As Teen Mom fans know, Kailyn Lowry is eating her placenta following the birth of her new baby, Lincoln -- just like she planned. Please banish any images of Kailyn feasting on fresh placenta with fork and knife, though. She posted a photo of "pills" made from her placenta last week. So no gross placenta smoothies for her! I'm wondering if they've turned her into a superhero yet. I guess not -- but at least they're not making her sick. Over the weekend Kailyn tweeted, "For those wondering, I'm feeling pretty good so far taking my placenta pills. No negative side effects!"
Negative side effects? I didn't even know that was something you had to worry about if you're eating your placenta. But it is. Despite the amazing health benefits, there is a small chance you could feel ill after eating placenta.
More from The Stir: Placenta Pills Get Thumbs-Down From Doctors
The thing is, doctors don't know very much about consuming placenta aside from anecdotal evidence. (Important aside: Anecdotal evidence, e.g. "all my friends did it and can tell you it totally worked for them," does not hold water in the scientific community. Ditto for "the wisdom of centuries of motherhood." Sorry.) MUCH more research needs to be done.

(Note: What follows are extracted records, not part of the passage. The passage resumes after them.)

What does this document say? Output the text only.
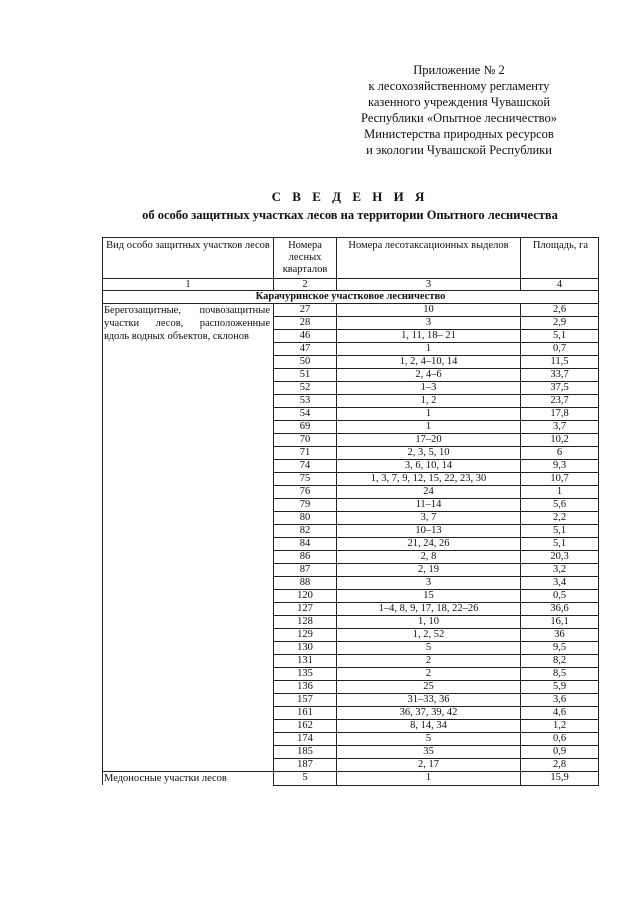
Приложение № 2
к лесохозяйственному регламенту
казенного учреждения Чувашской
Республики «Опытное лесничество»
Министерства природных ресурсов
и экологии Чувашской Республики
С В Е Д Е Н И Я
об особо защитных участках лесов на территории Опытного лесничества
Вид особо защитных участков лесов	Номера лесных кварталов	Номера лесотаксационных выделов	Площадь, га
1	2	3	4
Карачуринское участковое лесничество			
Берегозащитные, почвозащитные участки лесов, расположенные вдоль водных объектов, склонов	27	10	2,6
	28	3	2,9
	46	1, 11, 18– 21	5,1
	47	1	0,7
	50	1, 2, 4–10, 14	11,5
	51	2, 4–6	33,7
	52	1–3	37,5
	53	1, 2	23,7
	54	1	17,8
	69	1	3,7
	70	17–20	10,2
	71	2, 3, 5, 10	6
	74	3, 6, 10, 14	9,3
	75	1, 3, 7, 9, 12, 15, 22, 23, 30	10,7
	76	24	1
	79	11–14	5,6
	80	3, 7	2,2
	82	10–13	5,1
	84	21, 24, 26	5,1
	86	2, 8	20,3
	87	2, 19	3,2
	88	3	3,4
	120	15	0,5
	127	1–4, 8, 9, 17, 18, 22–26	36,6
	128	1, 10	16,1
	129	1, 2, 52	36
	130	5	9,5
	131	2	8,2
	135	2	8,5
	136	25	5,9
	157	31–33, 36	3,6
	161	36, 37, 39, 42	4,6
	162	8, 14, 34	1,2
	174	5	0,6
	185	35	0,9
	187	2, 17	2,8
Медоносные участки лесов	5	1	15,9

While the overwhelming majority of women report either positive or at least neutral results, a few have had side effects ranging from headaches to nausea.

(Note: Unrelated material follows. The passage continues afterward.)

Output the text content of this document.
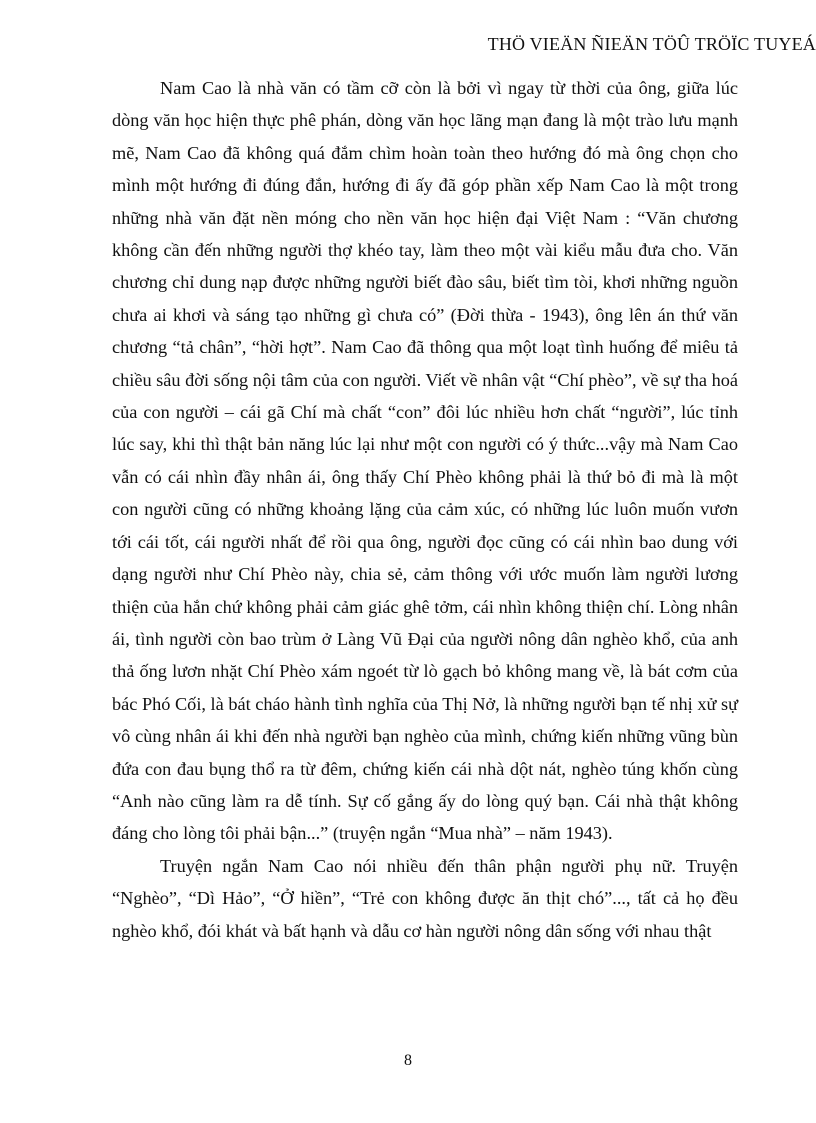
THÖ VIEÄN ÑIEÄN TÖÛ TRÖÏC TUYEÁ

Nam Cao là nhà văn có tầm cỡ còn là bởi vì ngay từ thời của ông, giữa lúc dòng văn học hiện thực phê phán, dòng văn học lãng mạn đang là một trào lưu mạnh mẽ, Nam Cao đã không quá đắm chìm hoàn toàn theo hướng đó mà ông chọn cho mình một hướng đi đúng đắn, hướng đi ấy đã góp phần xếp Nam Cao là một trong những nhà văn đặt nền móng cho nền văn học hiện đại Việt Nam : “Văn chương không cần đến những người thợ khéo tay, làm theo một vài kiểu mẫu đưa cho. Văn chương chỉ dung nạp được những người biết đào sâu, biết tìm tòi, khơi những nguồn chưa ai khơi và sáng tạo những gì chưa có” (Đời thừa - 1943), ông lên án thứ văn chương “tả chân”, “hời hợt”. Nam Cao đã thông qua một loạt tình huống để miêu tả chiều sâu đời sống nội tâm của con người. Viết về nhân vật “Chí phèo”, về sự tha hoá của con người – cái gã Chí mà chất “con” đôi lúc nhiều hơn chất “người”, lúc tỉnh lúc say, khi thì thật bản năng lúc lại như một con người có ý thức...vậy mà Nam Cao vẫn có cái nhìn đầy nhân ái, ông thấy Chí Phèo không phải là thứ bỏ đi mà là một con người cũng có những khoảng lặng của cảm xúc, có những lúc luôn muốn vươn tới cái tốt, cái người nhất để rồi qua ông, người đọc cũng có cái nhìn bao dung với dạng người như Chí Phèo này, chia sẻ, cảm thông với ước muốn làm người lương thiện của hắn chứ không phải cảm giác ghê tởm, cái nhìn không thiện chí. Lòng nhân ái, tình người còn bao trùm ở Làng Vũ Đại của người nông dân nghèo khổ, của anh thả ống lươn nhặt Chí Phèo xám ngoét từ lò gạch bỏ không mang về, là bát cơm của bác Phó Cối, là bát cháo hành tình nghĩa của Thị Nở, là những người bạn tế nhị xử sự vô cùng nhân ái khi đến nhà người bạn nghèo của mình, chứng kiến những vũng bùn đứa con đau bụng thổ ra từ đêm, chứng kiến cái nhà dột nát, nghèo túng khốn cùng “Anh nào cũng làm ra dễ tính. Sự cố gắng ấy do lòng quý bạn. Cái nhà thật không đáng cho lòng tôi phải bận...” (truyện ngắn “Mua nhà” – năm 1943).

Truyện ngắn Nam Cao nói nhiều đến thân phận người phụ nữ. Truyện “Nghèo”, “Dì Hảo”, “Ở hiền”, “Trẻ con không được ăn thịt chó”..., tất cả họ đều nghèo khổ, đói khát và bất hạnh và dẫu cơ hàn người nông dân sống với nhau thật

8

One new mom who had pills made by a "so-called celebrity placenta processor" who combined her placenta with "cleansing herbs" says she regrets eating her placenta:
But in my case, it was a terrible idea. Shortly after my first dose of two pills, I felt jittery and weird. By the next day, after just eight placenta pills, I was in tabloid-worthy meltdown mode, a frightening phase filled with tears and rage. This lasted another couple of awful days before my husband suggested that it wasn’t postpartum mommy madness finally making its appearance, but the hormone-and-goodness-knows-what-else-filled placenta pills.

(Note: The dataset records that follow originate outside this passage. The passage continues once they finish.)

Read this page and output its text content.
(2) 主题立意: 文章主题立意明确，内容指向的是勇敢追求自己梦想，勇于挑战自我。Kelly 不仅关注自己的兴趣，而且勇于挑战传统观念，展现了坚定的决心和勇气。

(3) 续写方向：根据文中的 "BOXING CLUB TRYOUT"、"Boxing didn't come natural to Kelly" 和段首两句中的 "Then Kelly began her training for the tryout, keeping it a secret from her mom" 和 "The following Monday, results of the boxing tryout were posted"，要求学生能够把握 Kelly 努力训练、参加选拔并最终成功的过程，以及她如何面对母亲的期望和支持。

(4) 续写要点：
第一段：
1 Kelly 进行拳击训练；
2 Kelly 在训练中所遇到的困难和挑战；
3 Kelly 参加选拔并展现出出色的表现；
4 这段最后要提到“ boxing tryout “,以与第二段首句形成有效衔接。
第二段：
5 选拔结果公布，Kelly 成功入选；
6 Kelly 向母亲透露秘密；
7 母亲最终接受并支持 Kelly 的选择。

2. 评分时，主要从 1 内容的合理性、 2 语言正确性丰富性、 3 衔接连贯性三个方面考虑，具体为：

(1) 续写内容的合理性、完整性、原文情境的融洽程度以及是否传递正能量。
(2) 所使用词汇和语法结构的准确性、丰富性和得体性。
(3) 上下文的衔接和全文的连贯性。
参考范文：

Her symptoms ended as soon as she stopped taking the pills. But was it the placenta that caused her illness, or the "cleansing herbs," or the processing itself? We just don't know, and that's the problem.
In a recent study of 189 women who consumed their placentas, 96 said they had a "positive" or "very positive" experience. But this is just one tiny study. We need research with much larger groups to show us what the most likely benefits and side-effects of consuming placenta are -- and soon. This is a practice more and more new moms are trying out ahead of the research. Doctors better catch up.
Did you know there are possible side-effects to eating your placenta?